Configure les variables d'environnement `AZURE_SQL_SERVER`, `AZURE_SQL_DATABASE`, `AZURE_SQL_USERNAME`, `AZURE_SQL_PASSWORD` (et optionnellement `AZURE_SQL_SCHEMA`, `AZURE_SQL_DRIVER`, `AZURE_SQL_PORT`) pour activer l'export.
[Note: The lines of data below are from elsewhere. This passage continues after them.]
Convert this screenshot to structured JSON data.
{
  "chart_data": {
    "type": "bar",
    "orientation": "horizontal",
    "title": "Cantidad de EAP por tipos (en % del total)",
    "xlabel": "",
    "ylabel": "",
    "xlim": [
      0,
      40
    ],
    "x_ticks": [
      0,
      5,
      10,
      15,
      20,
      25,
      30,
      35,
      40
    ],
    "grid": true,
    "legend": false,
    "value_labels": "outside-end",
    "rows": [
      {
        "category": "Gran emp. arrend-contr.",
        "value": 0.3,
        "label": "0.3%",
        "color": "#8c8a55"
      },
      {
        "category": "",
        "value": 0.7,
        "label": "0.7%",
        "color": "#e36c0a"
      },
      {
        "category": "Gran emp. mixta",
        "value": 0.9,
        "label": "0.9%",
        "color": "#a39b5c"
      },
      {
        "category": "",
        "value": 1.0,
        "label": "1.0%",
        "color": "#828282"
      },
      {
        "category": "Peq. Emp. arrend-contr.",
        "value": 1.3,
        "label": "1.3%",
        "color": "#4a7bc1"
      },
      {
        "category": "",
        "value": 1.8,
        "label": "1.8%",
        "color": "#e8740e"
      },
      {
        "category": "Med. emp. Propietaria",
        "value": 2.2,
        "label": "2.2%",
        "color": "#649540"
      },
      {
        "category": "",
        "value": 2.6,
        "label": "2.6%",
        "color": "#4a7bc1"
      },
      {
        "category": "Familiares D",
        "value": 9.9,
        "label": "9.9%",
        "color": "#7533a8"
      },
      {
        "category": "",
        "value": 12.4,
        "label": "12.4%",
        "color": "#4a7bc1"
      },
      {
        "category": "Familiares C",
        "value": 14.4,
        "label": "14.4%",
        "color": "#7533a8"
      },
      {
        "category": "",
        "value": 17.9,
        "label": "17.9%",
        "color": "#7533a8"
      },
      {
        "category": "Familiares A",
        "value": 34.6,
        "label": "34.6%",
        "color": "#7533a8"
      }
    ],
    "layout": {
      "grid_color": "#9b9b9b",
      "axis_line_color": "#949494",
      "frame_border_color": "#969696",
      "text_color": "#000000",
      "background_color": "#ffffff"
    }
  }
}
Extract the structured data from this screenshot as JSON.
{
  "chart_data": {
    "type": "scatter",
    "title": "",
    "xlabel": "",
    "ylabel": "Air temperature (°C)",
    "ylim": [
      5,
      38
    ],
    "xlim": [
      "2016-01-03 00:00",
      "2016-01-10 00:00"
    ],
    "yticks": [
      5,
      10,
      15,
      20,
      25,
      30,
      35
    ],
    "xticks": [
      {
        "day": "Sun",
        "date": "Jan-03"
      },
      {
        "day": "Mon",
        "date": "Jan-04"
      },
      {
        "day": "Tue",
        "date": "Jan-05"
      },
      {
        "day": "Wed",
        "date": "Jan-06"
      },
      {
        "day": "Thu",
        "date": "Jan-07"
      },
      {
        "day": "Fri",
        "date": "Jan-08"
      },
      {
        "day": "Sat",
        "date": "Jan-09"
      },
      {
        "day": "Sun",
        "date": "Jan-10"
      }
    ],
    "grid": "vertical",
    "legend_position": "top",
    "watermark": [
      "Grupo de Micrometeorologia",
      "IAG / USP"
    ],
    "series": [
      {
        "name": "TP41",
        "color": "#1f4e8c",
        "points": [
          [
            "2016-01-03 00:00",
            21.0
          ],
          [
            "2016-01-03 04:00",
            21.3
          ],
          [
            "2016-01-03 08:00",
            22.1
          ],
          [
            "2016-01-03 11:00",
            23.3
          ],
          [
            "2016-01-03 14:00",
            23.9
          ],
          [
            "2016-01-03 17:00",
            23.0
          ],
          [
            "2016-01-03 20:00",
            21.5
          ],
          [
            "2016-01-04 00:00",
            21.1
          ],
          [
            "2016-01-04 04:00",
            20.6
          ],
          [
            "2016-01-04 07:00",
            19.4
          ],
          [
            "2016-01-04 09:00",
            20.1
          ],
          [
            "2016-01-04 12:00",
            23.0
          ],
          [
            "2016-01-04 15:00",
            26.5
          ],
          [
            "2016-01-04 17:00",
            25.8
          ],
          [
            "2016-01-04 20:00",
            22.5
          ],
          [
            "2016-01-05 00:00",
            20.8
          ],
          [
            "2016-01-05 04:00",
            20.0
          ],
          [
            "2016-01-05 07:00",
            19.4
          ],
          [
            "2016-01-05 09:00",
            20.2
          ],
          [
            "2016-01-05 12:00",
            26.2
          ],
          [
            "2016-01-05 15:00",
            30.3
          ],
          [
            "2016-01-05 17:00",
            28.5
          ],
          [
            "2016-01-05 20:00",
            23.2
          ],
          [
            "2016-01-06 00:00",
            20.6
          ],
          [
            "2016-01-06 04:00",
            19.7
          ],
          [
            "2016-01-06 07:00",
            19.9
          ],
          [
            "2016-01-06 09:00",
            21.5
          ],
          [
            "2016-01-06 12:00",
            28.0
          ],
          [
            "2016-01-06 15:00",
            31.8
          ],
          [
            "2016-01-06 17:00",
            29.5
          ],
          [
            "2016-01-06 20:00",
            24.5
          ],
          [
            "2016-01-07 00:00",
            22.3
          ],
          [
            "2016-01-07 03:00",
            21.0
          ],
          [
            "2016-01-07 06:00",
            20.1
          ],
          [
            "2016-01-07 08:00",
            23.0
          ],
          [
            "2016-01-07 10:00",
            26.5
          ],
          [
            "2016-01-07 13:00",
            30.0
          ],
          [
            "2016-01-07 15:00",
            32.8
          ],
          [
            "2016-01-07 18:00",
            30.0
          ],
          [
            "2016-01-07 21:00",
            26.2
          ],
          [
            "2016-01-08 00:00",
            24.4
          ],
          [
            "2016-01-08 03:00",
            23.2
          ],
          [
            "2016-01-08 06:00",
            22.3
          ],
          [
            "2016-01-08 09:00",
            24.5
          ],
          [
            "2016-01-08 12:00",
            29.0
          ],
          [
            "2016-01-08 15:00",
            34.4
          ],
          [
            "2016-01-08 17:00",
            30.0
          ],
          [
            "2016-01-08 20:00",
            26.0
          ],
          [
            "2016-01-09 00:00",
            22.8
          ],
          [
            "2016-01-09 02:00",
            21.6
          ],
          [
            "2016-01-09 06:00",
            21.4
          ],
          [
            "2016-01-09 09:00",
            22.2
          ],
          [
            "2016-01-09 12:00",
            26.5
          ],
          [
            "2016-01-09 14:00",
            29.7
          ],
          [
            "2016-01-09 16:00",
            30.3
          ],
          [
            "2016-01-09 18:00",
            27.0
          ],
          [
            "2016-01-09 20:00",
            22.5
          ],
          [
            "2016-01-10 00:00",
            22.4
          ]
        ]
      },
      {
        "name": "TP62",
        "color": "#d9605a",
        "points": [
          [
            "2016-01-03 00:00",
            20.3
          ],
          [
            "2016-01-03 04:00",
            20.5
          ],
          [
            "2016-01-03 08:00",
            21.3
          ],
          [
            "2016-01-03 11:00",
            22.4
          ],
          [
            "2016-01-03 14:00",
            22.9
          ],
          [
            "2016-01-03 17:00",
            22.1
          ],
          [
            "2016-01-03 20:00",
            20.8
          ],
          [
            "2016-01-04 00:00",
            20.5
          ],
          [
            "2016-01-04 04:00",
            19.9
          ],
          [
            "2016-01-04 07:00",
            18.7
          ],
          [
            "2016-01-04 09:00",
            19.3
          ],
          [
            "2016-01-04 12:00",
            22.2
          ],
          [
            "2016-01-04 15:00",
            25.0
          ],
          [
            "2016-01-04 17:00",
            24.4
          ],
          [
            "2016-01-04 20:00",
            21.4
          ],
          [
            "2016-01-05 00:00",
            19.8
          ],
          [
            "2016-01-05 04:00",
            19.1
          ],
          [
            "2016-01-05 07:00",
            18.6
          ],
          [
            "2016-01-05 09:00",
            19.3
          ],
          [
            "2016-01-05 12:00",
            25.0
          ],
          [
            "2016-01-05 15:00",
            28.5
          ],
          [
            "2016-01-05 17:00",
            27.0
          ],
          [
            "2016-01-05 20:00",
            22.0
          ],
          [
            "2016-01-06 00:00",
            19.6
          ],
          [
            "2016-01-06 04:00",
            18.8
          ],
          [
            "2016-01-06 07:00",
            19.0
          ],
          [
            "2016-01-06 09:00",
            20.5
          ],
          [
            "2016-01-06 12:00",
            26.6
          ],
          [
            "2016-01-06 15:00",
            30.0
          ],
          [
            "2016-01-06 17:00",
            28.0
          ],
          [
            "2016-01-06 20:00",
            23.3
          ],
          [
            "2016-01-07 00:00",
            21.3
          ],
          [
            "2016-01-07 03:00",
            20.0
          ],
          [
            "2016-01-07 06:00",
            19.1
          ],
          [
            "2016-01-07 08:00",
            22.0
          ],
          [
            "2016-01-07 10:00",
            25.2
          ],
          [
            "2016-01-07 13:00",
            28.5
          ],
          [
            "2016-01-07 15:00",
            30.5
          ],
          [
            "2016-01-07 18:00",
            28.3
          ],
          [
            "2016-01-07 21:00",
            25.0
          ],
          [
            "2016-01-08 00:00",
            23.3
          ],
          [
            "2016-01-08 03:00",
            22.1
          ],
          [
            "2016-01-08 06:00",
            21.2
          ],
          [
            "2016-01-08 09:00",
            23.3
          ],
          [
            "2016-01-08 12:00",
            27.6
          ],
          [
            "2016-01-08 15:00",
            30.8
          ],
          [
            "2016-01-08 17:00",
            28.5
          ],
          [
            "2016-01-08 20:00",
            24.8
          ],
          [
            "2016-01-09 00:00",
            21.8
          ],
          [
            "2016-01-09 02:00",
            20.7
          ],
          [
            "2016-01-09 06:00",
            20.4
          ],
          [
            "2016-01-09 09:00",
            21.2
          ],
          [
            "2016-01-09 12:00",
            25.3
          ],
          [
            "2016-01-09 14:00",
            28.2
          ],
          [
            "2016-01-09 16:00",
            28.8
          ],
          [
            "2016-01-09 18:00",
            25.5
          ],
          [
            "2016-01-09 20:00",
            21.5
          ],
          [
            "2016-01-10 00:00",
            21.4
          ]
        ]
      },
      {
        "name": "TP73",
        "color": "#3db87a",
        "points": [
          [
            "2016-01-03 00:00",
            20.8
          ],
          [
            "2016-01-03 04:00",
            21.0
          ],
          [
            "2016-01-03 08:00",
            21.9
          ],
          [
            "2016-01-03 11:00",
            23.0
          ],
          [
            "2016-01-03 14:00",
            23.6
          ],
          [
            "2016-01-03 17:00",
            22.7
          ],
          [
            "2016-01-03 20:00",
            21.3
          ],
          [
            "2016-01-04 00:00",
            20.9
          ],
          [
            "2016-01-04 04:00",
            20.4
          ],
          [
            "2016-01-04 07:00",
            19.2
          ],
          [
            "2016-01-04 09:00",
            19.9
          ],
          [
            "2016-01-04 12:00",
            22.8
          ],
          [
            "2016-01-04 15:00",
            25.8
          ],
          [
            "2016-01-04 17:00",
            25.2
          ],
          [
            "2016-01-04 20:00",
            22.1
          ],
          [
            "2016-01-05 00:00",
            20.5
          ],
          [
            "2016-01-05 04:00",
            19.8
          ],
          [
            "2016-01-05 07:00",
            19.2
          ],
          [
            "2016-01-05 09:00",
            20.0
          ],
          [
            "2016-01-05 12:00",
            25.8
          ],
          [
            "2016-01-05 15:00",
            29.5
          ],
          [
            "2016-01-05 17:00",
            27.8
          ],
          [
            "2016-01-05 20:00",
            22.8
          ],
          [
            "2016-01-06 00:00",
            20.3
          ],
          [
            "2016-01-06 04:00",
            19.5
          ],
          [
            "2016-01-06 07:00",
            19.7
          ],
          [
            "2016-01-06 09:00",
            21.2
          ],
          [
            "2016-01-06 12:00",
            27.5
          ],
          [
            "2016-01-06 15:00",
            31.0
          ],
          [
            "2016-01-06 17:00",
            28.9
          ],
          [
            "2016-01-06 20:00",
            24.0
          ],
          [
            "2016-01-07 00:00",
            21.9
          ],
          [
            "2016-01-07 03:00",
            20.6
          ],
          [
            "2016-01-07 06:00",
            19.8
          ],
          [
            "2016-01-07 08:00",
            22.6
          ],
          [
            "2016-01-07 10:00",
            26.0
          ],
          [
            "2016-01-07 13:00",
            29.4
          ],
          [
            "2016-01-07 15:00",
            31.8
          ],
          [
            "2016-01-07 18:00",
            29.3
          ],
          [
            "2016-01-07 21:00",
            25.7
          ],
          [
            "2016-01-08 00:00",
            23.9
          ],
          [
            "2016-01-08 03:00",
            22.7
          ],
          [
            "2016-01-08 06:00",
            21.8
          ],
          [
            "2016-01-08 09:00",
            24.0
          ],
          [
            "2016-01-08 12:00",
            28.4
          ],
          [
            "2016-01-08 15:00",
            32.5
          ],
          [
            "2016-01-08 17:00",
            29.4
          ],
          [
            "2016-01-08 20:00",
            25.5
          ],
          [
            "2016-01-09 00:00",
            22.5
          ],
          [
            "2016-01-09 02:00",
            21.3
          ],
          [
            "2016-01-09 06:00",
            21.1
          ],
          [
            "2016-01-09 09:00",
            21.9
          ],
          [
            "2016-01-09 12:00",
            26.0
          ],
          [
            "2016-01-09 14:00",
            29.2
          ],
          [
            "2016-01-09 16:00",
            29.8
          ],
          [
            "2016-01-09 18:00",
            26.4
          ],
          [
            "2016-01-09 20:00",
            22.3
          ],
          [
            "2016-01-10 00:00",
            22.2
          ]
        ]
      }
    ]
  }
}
Les tables sont ecrasees (`if_exists="replace"`).


In [None]:
import os
import sqlalchemy as sa

SQL_CONFIG = {
    'server': os.getenv('AZURE_SQL_SERVER'),
    'database': os.getenv('AZURE_SQL_DATABASE', 'projet_data_eng'),
    'username': os.getenv('AZURE_SQL_USERNAME'),
    'password': os.getenv('AZURE_SQL_PASSWORD'),
    'schema': os.getenv('AZURE_SQL_SCHEMA', 'dbo'),
    'driver': os.getenv('AZURE_SQL_DRIVER', 'ODBC Driver 18 for SQL Server'),
    'port': os.getenv('AZURE_SQL_PORT', '1433'),
}
missing = [key for key in ('server', 'username', 'password') if not SQL_CONFIG[key]]
if missing:
    raise RuntimeError(f"Variables manquantes pour la connexion SQL: {missing}")

driver_token = SQL_CONFIG['driver'].replace(' ', '+')
connection_uri = (
    f"mssql+pyodbc://{SQL_CONFIG['username']}:{SQL_CONFIG['password']}"
    f"@{SQL_CONFIG['server']}:{SQL_CONFIG['port']}/{SQL_CONFIG['database']}?driver={driver_token}"
)
engine = sa.create_engine(connection_uri, fast_executemany=True)
print(f"Connexion initialisee vers {SQL_CONFIG['server']} (base {SQL_CONFIG['database']}, schema {SQL_CONFIG['schema']})")


In [None]:
tables_to_export = {name: df for name, df in tables.items() if not df.empty}
if not tables_to_export:
    raise ValueError('Aucune table disponible pour export SQL.')

for table_name, df in tables_to_export.items():
    df.to_sql(
        name=table_name,
        con=engine,
        schema=SQL_CONFIG['schema'],
        if_exists='replace',
        index=False,
        method='multi',
    )
    print(f"Table {table_name} chargee ({len(df)} lignes)")

engine.dispose()
print('Export SQL termine.')